Serum Reactive Antibodies against the N-Methyl-D-Aspartate Receptor NR2 Subunit—Could They Act as Potential Biomarkers?

Abstract

Synaptic dysfunction and disrupted communication between neuronal and glial cells play an essential role in the underlying mechanisms of multiple sclerosis (MS). Earlier studies have revealed the importance of glutamate receptors, particularly the N-methyl-D-aspartate (NMDA) receptor, in excitotoxicity, leading to abnormal synaptic transmission and damage of neurons. Our study aimed to determine whether antibodies to the NR2 subunit of NMDAR are detected in MS patients and evaluate the correlation between antibody presence and clinical outcome.

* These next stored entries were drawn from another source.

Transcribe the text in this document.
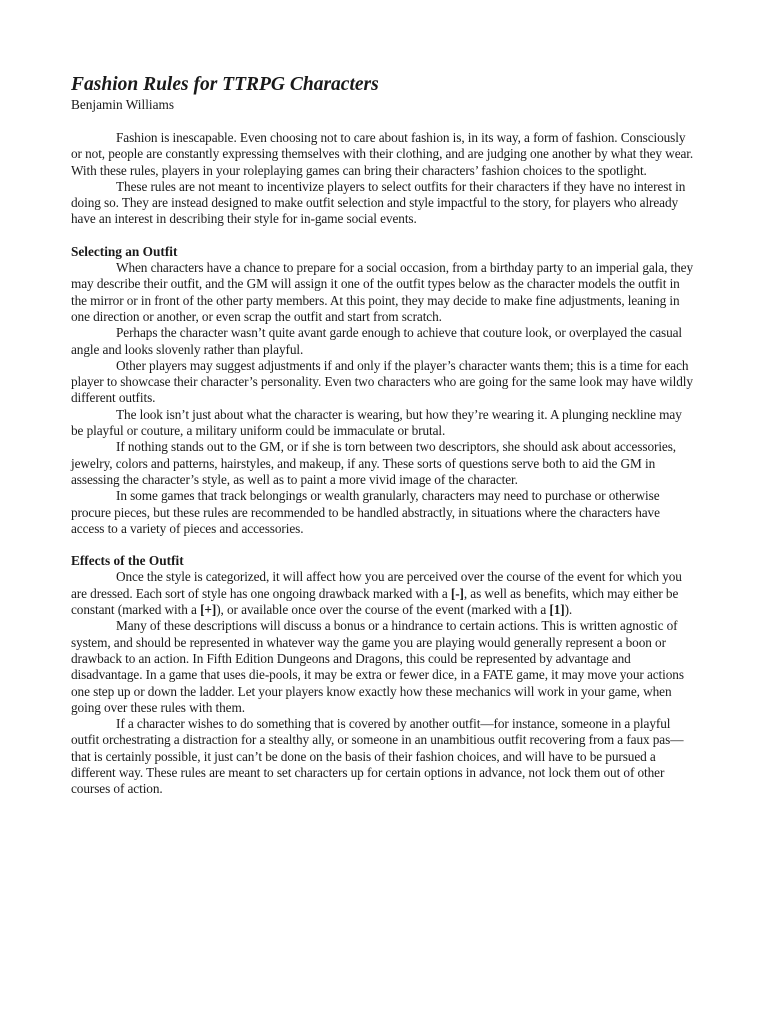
Fashion Rules for TTRPG Characters

Benjamin Williams

Fashion is inescapable. Even choosing not to care about fashion is, in its way, a form of fashion. Consciously or not, people are constantly expressing themselves with their clothing, and are judging one another by what they wear. With these rules, players in your roleplaying games can bring their characters’ fashion choices to the spotlight.

These rules are not meant to incentivize players to select outfits for their characters if they have no interest in doing so. They are instead designed to make outfit selection and style impactful to the story, for players who already have an interest in describing their style for in-game social events.

Selecting an Outfit

When characters have a chance to prepare for a social occasion, from a birthday party to an imperial gala, they may describe their outfit, and the GM will assign it one of the outfit types below as the character models the outfit in the mirror or in front of the other party members. At this point, they may decide to make fine adjustments, leaning in one direction or another, or even scrap the outfit and start from scratch.

Perhaps the character wasn’t quite avant garde enough to achieve that couture look, or overplayed the casual angle and looks slovenly rather than playful.

Other players may suggest adjustments if and only if the player’s character wants them; this is a time for each player to showcase their character’s personality. Even two characters who are going for the same look may have wildly different outfits.

The look isn’t just about what the character is wearing, but how they’re wearing it. A plunging neckline may be playful or couture, a military uniform could be immaculate or brutal.

If nothing stands out to the GM, or if she is torn between two descriptors, she should ask about accessories, jewelry, colors and patterns, hairstyles, and makeup, if any. These sorts of questions serve both to aid the GM in assessing the character’s style, as well as to paint a more vivid image of the character.

In some games that track belongings or wealth granularly, characters may need to purchase or otherwise procure pieces, but these rules are recommended to be handled abstractly, in situations where the characters have access to a variety of pieces and accessories.

Effects of the Outfit

Once the style is categorized, it will affect how you are perceived over the course of the event for which you are dressed. Each sort of style has one ongoing drawback marked with a [-], as well as benefits, which may either be constant (marked with a [+]), or available once over the course of the event (marked with a [1]).

Many of these descriptions will discuss a bonus or a hindrance to certain actions. This is written agnostic of system, and should be represented in whatever way the game you are playing would generally represent a boon or drawback to an action. In Fifth Edition Dungeons and Dragons, this could be represented by advantage and disadvantage. In a game that uses die-pools, it may be extra or fewer dice, in a FATE game, it may move your actions one step up or down the ladder. Let your players know exactly how these mechanics will work in your game, when going over these rules with them.

If a character wishes to do something that is covered by another outfit—for instance, someone in a playful outfit orchestrating a distraction for a stealthy ally, or someone in an unambitious outfit recovering from a faux pas—that is certainly possible, it just can’t be done on the basis of their fashion choices, and will have to be pursued a different way. These rules are meant to set characters up for certain options in advance, not lock them out of other courses of action.
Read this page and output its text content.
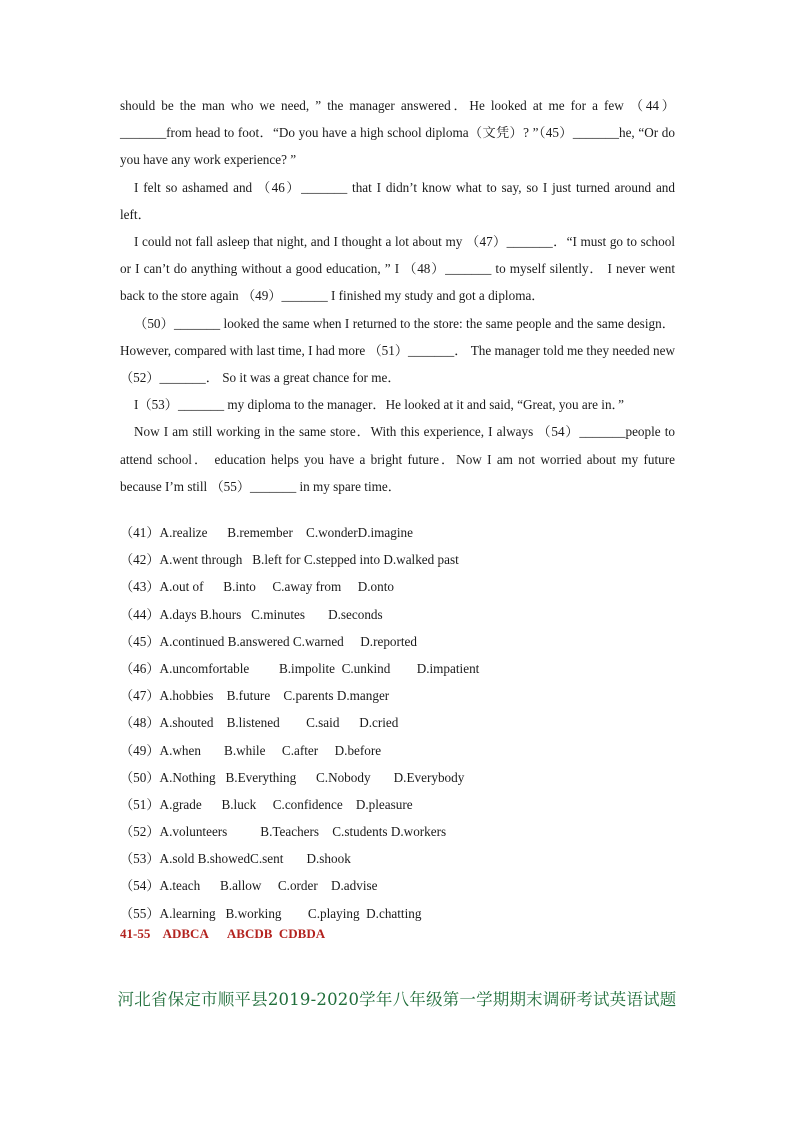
should be the man who we need, ” the manager answered．He looked at me for a few （44）_______from head to foot．“Do you have a high school diploma（文凭）? ”（45）_______he, “Or do you have any work experience? ”

I felt so ashamed and （46）_______ that I didn’t know what to say, so I just turned around and left．

I could not fall asleep that night, and I thought a lot about my （47）_______．“I must go to school or I can’t do anything without a good education, ” I （48）_______ to myself silently． I never went back to the store again （49）_______ I finished my study and got a diploma．

（50）_______ looked the same when I returned to the store: the same people and the same design．However, compared with last time, I had more （51）_______． The manager told me they needed new （52）_______． So it was a great chance for me．

I（53）_______ my diploma to the manager．He looked at it and said, “Great, you are in．”

Now I am still working in the same store．With this experience, I always （54）_______people to attend school． education helps you have a bright future．Now I am not worried about my future because I’m still （55）_______ in my spare time．

（41）A.realize      B.remember    C.wonderD.imagine
（42）A.went through   B.left for C.stepped into D.walked past
（43）A.out of      B.into     C.away from     D.onto
（44）A.days B.hours   C.minutes       D.seconds
（45）A.continued B.answered C.warned     D.reported
（46）A.uncomfortable         B.impolite  C.unkind        D.impatient
（47）A.hobbies    B.future    C.parents D.manger
（48）A.shouted    B.listened        C.said      D.cried
（49）A.when       B.while     C.after     D.before
（50）A.Nothing   B.Everything      C.Nobody       D.Everybody
（51）A.grade      B.luck     C.confidence    D.pleasure
（52）A.volunteers          B.Teachers    C.students D.workers
（53）A.sold B.showedC.sent       D.shook
（54）A.teach      B.allow     C.order    D.advise
（55）A.learning   B.working        C.playing  D.chatting
41-55    ADBCA      ABCDB  CDBDA
河北省保定市顺平县2019-2020学年八年级第一学期期末调研考试英语试题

Furthermore, our focus extended to examine a possible link between NR2 reactivity and anti-coagulant antibody levels as pro-inflammatory molecules associated with MS. A cross-sectional study was carried out, including 95 patients with MS and 61 age- and gender-matched healthy controls (HCs). The enzyme-linked immunosorbent assay was used to detect anti-NR2 antibodies in serum samples of participants along with IgG antibodies against factor (F)VIIa, thrombin, prothrombin, FXa, and plasmin. According to our results, significantly elevated levels of anti-NR2 antibodies were detected in MS patients compared to HCs (p < 0.05), and this holds true when we compared the Relapsing-Remitting MS course with HCs (p < 0.05). A monotonically increasing correlation was found between NR2 seropositivity and advanced disability (rs = 0.30; p < 0.01), anti-NR2 antibodies and disease worsening (rs = 0.24; p < 0.05), as well as between antibody activity against NR2 and thrombin (rs = 0.33; p < 0.01). The presence of anti-NR2 antibodies in MS patients was less associated with anti-plasmin IgG antibodies [OR:0.96 (95%CI: 0.92–0.99); p < 0.05]; however, such an association was not demonstrated when analyzing only RRMS patients. In view of our findings, NR2-reactive antibodies may play, paving the way for further research into their potential as biomarkers and therapeutic targets in MS.